Home robotics could also burgeon with the technology. Rather than a simple Roomba vacuum-bot that works through a two-dimensional grid of a room and backs away from objects its mechanical sensors hit, a vacuuming robot with camera-based sensors could distinguish which (nonliving) objects in a room it can safely move, such as a wastebasket, picking them up to clean underneath and around, then putting them back where they were.
With deep learning and neural networks, however, we have to confront the idea that we are getting closer to the technological singularity, the point where computers develop strong artificial awareness, where the complexity of their programming becomes indistinguishable from consciousness. When a computer becomes aware of the outside world similar to the manner in which humans have learned about the world, would they in turn develop similar self-awareness?
There is very little that can be concretely said about how computers might develop consciousness, but a number of very smart people have been raising the alarm. Notable scientists such as Stephen Hawking and artificial intelligence researchers such as Google DeepMind CEO Demis Hassabis have called for international restrictions on autonomous weapons systems that make a kill decision with no human intervention.
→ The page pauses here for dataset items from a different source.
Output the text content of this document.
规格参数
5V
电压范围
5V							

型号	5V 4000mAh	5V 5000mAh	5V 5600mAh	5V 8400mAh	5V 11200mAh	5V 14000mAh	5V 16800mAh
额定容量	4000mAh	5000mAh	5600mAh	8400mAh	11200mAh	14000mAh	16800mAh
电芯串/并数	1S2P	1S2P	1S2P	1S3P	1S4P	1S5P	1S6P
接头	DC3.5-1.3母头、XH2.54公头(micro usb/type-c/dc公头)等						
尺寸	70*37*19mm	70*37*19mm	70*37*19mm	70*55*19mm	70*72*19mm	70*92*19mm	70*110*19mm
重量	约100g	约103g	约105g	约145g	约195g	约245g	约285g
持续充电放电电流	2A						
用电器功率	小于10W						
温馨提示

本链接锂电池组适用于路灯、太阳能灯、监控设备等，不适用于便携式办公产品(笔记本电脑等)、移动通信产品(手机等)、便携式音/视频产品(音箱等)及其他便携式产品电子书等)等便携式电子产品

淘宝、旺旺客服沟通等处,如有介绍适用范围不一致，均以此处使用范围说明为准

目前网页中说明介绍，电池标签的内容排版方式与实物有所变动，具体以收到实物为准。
A drone programmed to fire at any person it identifies carrying a weapon is still be a far cry from self-aware artificial intelligence, but these are certainly major issues we have to consider when experimenting with advanced computing like neural networks and visual recognition. So long as human safety is involved, autonomous cars will also be held to higher standards and be placed under more intense scrutiny.
As engineers further develop deep learning and neural networks for self-driving cars and other tools, they will open up our world to machine understanding like no technology before. Networked computers have radically transformed our expectations and experience of the world in just a few decades. What will our world look like in 10 years, with computers that can accurately identify anything seen through their camera eyes?